Experimental analysis of free convection heat loss in a bicylindrical cavity receiver

Convection heat loss from solar cavity receivers in parabolic dish concentrators significantly reduces the performance of the system. In this paper, steady-state experiments were conducted to investigate heat losses from an electrically heated bicylindrical cavity receiver, which consists of two coaxial cylinders of diameters 0.06 and 0.09m with an aspect ratio (length to diameter) of one. The cavity surface was exposed to constant heat fluxes from 785 W/m(2) to 1770 W/m(2) at different inclination angles from -90 degrees (vertically upward-facing) to +90 degrees (vertically downward-facing). The temperature distribution of the cavity surface depicts that due to the presence of a sharp corner between the two cylinders, the flow instability intensifies, and the temperature of the top surface rises. The results showed that the maximum convective loss occurs approximately at -30 degrees that corresponds to 63% of the total heat loss while the minimum convective loss occurs at +90 degrees, which accounts for about 19% of the total heat loss.

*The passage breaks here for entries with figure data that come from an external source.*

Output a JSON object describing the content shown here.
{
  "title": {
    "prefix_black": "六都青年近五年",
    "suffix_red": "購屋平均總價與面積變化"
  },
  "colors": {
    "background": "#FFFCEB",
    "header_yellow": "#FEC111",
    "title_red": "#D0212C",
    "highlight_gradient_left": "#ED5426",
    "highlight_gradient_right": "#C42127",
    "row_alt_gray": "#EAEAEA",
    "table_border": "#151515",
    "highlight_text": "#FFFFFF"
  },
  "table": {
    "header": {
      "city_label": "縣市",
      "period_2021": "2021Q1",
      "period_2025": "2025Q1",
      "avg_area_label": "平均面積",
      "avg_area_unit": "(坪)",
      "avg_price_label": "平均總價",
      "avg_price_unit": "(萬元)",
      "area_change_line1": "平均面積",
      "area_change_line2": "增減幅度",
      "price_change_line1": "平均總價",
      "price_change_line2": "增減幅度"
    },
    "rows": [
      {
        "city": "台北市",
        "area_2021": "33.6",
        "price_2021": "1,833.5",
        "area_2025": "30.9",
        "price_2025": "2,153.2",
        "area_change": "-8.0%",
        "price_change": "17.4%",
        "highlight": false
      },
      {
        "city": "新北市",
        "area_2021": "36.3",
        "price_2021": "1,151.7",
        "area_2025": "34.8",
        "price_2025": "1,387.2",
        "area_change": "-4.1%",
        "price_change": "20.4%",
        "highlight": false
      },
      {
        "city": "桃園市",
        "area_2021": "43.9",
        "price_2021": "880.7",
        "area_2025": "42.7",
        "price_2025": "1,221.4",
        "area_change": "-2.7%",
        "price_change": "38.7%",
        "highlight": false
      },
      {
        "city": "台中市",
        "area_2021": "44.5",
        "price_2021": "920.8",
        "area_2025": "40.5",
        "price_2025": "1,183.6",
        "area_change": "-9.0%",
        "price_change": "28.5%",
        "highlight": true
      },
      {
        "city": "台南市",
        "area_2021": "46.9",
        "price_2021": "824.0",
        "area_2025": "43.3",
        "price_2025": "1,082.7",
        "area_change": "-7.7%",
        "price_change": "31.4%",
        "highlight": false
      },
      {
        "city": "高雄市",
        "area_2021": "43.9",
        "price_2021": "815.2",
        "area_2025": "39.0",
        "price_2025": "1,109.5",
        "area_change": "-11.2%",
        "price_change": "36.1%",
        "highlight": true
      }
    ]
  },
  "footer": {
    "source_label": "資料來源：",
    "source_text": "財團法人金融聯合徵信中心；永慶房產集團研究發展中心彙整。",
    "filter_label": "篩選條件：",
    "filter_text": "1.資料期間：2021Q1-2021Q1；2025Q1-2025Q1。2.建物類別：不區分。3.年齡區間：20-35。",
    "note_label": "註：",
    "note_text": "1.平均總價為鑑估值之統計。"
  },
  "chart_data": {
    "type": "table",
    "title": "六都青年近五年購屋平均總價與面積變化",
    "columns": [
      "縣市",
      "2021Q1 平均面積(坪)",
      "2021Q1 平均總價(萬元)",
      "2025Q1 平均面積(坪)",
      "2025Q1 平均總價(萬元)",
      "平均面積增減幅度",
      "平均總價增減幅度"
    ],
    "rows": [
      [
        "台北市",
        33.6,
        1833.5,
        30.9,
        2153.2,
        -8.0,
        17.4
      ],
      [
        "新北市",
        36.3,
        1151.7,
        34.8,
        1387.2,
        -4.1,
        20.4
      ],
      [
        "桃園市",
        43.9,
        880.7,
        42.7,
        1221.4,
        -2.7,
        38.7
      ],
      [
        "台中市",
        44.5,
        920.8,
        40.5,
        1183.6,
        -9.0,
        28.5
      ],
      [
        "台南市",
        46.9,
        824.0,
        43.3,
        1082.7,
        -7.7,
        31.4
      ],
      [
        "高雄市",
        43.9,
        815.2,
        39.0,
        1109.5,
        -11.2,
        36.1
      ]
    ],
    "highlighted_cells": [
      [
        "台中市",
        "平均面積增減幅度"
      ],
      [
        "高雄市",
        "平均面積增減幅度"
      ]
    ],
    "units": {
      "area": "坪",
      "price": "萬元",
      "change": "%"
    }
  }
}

A convective heat loss relation was developed for cavity surface temperatures up to 300 degrees C and used to estimate convective losses at higher temperatures. Flow visualization experiments were also performed to investigate heat losses from the cavity receiver. It was observed that increasing the inclination angle from 45 degrees to 60 degrees results in a decrease in the induced buoyant force. Empirical correlations were also developed for Nusselt number as a function of Rayleigh number, inclination angle, and the ratio of cavity surface temperature to the ambient temperature for both upward and downward-facing situations. Comparing correlated Nusselt numbers with experimental results for upward-facing positions shows +/- 5% deviation, while for downward-facing inclinations, the correlation predicts the experimental data by a deviation within +/- 12%. Moreover, a comparison of experimentally measured convective losses with literature shows discrepancy at lower inclinations but depicts good agreement when the inclination angle increases. For the vertically downward-facing situation, the experimental data shows a close fit where the effect of aperture size becomes negligible. The analyses also revealed that the relative combined standard uncertainty of convective Nusselt number varies between 2% and 14%, depending upon the cavity inclination and the heat flux applied.